The Felix Organization
After discovering he was adopted at the age of 35, McDaniels met casting director, Sheila Jaffe, who was also adopted. After bonding over their experiences, they created the Felix Organization in 2006.
While McDaniels says that he and Jaffe originally started with the idea to have foster care facilities in every state, after listening to family and friends, they decided to "start smaller" and created Camp Felix. With locations on the coasts, Camp Felix allows children in the foster care systems to make lasting memories during the summer. Campers can partake in swim lessons, create art, rock climb, dance and more while at the program.
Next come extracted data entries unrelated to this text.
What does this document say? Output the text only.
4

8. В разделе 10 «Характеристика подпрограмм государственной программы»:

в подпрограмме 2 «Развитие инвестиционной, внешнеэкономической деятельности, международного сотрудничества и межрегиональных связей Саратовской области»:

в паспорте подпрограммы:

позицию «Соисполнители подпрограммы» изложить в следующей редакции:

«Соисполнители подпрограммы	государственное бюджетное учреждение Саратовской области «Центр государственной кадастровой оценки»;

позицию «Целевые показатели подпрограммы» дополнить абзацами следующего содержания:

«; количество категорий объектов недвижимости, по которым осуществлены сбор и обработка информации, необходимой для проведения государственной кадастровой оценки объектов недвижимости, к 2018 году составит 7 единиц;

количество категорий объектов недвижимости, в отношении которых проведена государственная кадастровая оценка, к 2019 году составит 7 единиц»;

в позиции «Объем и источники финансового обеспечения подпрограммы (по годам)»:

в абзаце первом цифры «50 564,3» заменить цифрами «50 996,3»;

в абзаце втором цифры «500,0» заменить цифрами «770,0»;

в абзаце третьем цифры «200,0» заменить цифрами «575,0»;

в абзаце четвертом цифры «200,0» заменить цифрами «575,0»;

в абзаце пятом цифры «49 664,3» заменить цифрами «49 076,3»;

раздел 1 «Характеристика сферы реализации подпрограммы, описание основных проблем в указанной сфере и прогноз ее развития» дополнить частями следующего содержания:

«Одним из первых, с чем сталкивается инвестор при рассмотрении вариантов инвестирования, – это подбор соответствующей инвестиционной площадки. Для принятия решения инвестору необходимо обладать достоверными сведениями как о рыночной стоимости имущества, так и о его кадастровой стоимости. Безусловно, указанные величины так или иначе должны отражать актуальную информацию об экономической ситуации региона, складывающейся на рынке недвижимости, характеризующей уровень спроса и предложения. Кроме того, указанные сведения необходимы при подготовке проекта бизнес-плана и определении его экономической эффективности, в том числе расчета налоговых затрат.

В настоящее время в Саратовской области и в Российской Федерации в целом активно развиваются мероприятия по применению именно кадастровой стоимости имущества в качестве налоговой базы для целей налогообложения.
Since their 2019 camp season, the organization has served 13,000 youth.
"Some of the kids only know the concrete streets of a neighborhood they grew up in," says McDaniels. "So they're gonna get out there and see nature, and for them to get out to be able to swim...that's the whole camp experience."
The rapper shares that upon finding out about his own adoption, he was able to then have more empathy and understanding to relate to children in the foster care system.
"That was a huge, traumatic, shocking and confusing revelation," McDaniels says. "And at the time too, I was already going through some mental health issues. So upon receiving that [news] it just took me to this other place and I felt really alone. So I can understand how kids feel in certain situations as orphans, foster kids and adopted kids."
The Felix Organization
After McDaniels' agent put him in touch with Jaffe, McDaniels no longer felt isolated by his situation.
"When I met Sheila, I didn't feel alone anymore. It was like, 'Wow, there's another adopted person like me.' She was my hero," says McDaniels. " We just talked about how we felt and that was the most helpful because we had all these emotions. She said we were fortunate to get adopted, we don't like using the word lucky."
He adds, "And then she said, 'What about all those kids in foster care that might not get adopted or continuously go through that vicious cycle of being in a foster care system? We got to do something for them.'"
McDaniels says that investing in the youth is so important because they are the future leaders, creators and innovators. He details how over the years he has heard "a million stories" of children in the Felix Organization who have excelled after they were given the right support and resources.
"I think about seven years ago, the New York City School of Dance came one weekend and was just giving free lessons to the kids," McDaniels says. "And this one girl, she was exceptional, so the New York School of Dance gave her a free scholarship to attend. The beautiful thing about it was she wrote us a letter. And it was basically saying 'I never thought that anybody would look at me and say that I would be capable of becoming or doing something.' Oh, tears for all of us. All of us adults sat around and we cried."
The Felix Organization
The rapper says that the work they do at the Felix Organization is important not only for changing the lives of children, but also to change people's preconceived notions about children in the foster care system.
"We want people to understand that these kids are no different from your own sons and daughters," McDaniels says. "Once people get to that realization, there are people who would prefer a foster kid over their own kids because their own kids can be just as crazy. But what I'm trying to say is these kids have the same problems that any kid has, it took me to go through my whole Run-DMC life to be able to partake in what I was put here to do."
The Felix Organization's "Walk This Way" charity event will take place in New York City along Hudson River Park and will be a socially distanced walkathon. The 5K walk will be in timed waves of 50 people as recommended by the CDC. McDaniels and Jaffe decided a 5K would be representative of the "sacrifice and responsibility" it takes to help foster care youth.
"Usually, we do all of these little small fundraisers and get togethers throughout the year, but for the last year, we couldn't do that," says McDaniels. "So Sheila came up with the wonderful idea of getting outside and said 'Let's do something on Mother's Day that symbolizes the responsibility and the sacrifice of becoming somebody that's going to be there for these kids in foster care.'"
"We chose Mother's Day because it's a family-loving holiday and it's the perfect time of the year because now we're not confined to the indoors," he adds. "We want to walk socially distant and it's a way to get everybody together to celebrate the greatness of what Felix is doing for these kids."
While the organization has made great strides in the past 15 years and has been able to serve thousands of children in foster care, McDaniels still wants to do more and hopes that in the future the organization will be able to push for policy changes to the foster care system.
"I think when you're an organization you want to get to the point where you're so powerful, that you can go back and can change policy," says McDaniels. "We can change policy that's really going to protect the kids, that's the powerhouse that Felix wants to become... we want to allow those kids to get to the position where they are running the agency that was put in charge of making sure their lives are protected, productive and are safe for them."
"That's the Felix responsibility," he adds.